An upper bound on certain finite trigonometric series given a lower bound

Solution 1:

Today,I have solve this problem.

we only note this problem have follow form $$f\left(x-\dfrac{2\pi}{3}\right)+f(x)+f\left(x+\dfrac{2\pi}{3}\right)=3$$

because use $$\sin{(x+y)}+\sin{(x-y)}=2\sin{x}\cos{x}$$ $$\cos{(x+y)}+\cos{(x-y)}=2\cos{x}\cos{y}$$ $$\Longrightarrow \sin{(x-\dfrac{2\pi}{3})}+\sin{(x+\dfrac{2\pi}{3})}=-sin{x}$$ $$\cdots\cdots$$ $$\cos{(2x+\dfrac{4\pi}{3})}+\cos{(2x-\dfrac{4\pi}{3})}=-\cos{(2x)}$$ so $$\sin{(x-\dfrac{2\pi}{3})}+\sin{x}+\sin{(x+\dfrac{2\pi}{3})}=0$$ $$\cos{(x-\dfrac{2\pi}{3})}+\cos{x}+\cos{(x+\dfrac{2\pi}{3})}=0$$ $$\sin{(2x-\dfrac{4\pi}{3})}+\sin{2x}+\sin{(2x+\dfrac{4\pi}{3})}=0$$

$$\cos{(2x-\dfrac{4\pi}{3})}+\cos{2x}+\cos{(2x+\dfrac{4\pi}{3})}=0$$

Solution 2:

As obareey mentioned in the comments to the question, a (finite) sum of sine waves of the same frequency is again a sine wave of that frequency. In particular, we have $$\begin{align} a \sin x + b \cos x &= \sqrt{a^2 + b^2} \cos(x + \phi_1) \\ c \sin 2x + d \cos 2x &= \sqrt{c^2 + d^2} \cos(2x + \phi_2) \end{align}$$ for some $\phi_1, \phi_2 \in \mathbb R$. Denote $\alpha := \sqrt{a^2 + b^2}$, $\beta := \sqrt{c^2 + d^2}$, and $$ g(x) := \alpha \cos(x + \phi_1) + \beta \cos(2x + \phi_2) = f(x) - 1. $$ It suffices to show that if there exists an $x^* \in \mathbb R$ such that $g(x^*) \geq 2$, then there exists an $x' \in \mathbb R$ such that $g(x') \leq -1$.

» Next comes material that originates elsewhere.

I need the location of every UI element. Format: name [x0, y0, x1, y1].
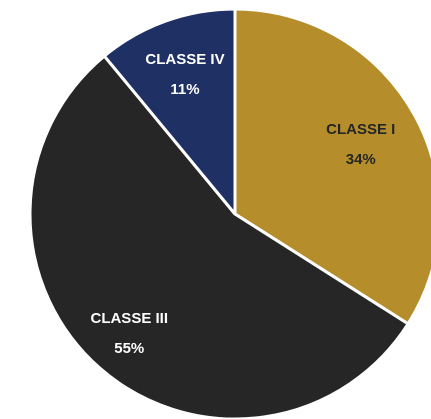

To prove, first note that since $\alpha, \beta \geq 0$ and $\cos \leq 1$, we have $\alpha + \beta \geq g(x^*) \geq 2$. Next, consider the sets $$\textstyle S := \{ x \in \mathbb{R} : \cos(x + \phi_1) \leq -\frac{1}{2}\} = \bigcup_{k \in \mathbb{Z}} \left[2\pi k - \phi_1 + \frac{2\pi}{3}, 2\pi k - \phi_1 + \frac{4\pi}{3}\right] \\\textstyle T := \{ x \in \mathbb{R} : \cos(2x + \phi_2) \leq -\frac{1}{2}\} = \bigcup_{k \in \mathbb{Z}} \left[\pi k - \frac{\phi_2}{2} + \frac{\pi}{3}, \pi k - \frac{\phi_2}{2} + \frac{2\pi}{3}\right]. $$ Observe that $S$ is composed of closed intervals of length $2\pi/3$, while $$\textstyle \mathbb R \setminus T = \bigcup_{k \in \mathbb{Z}} \left(\pi k - \frac{\phi_2}{2} - \frac{\pi}{3}, \pi k - \frac{\phi_2}{2} + \frac{\pi}{3}\right) $$ is composed of open intervals of length $2\pi/3$. Thus $S \not\subseteq \mathbb{R} \setminus T$, meaning that $S \cap T \neq \varnothing$. If we now choose an $x' \in S \cap T$, then $g(x') \leq -\frac{1}{2}(\alpha + \beta) \leq -1$, as desired.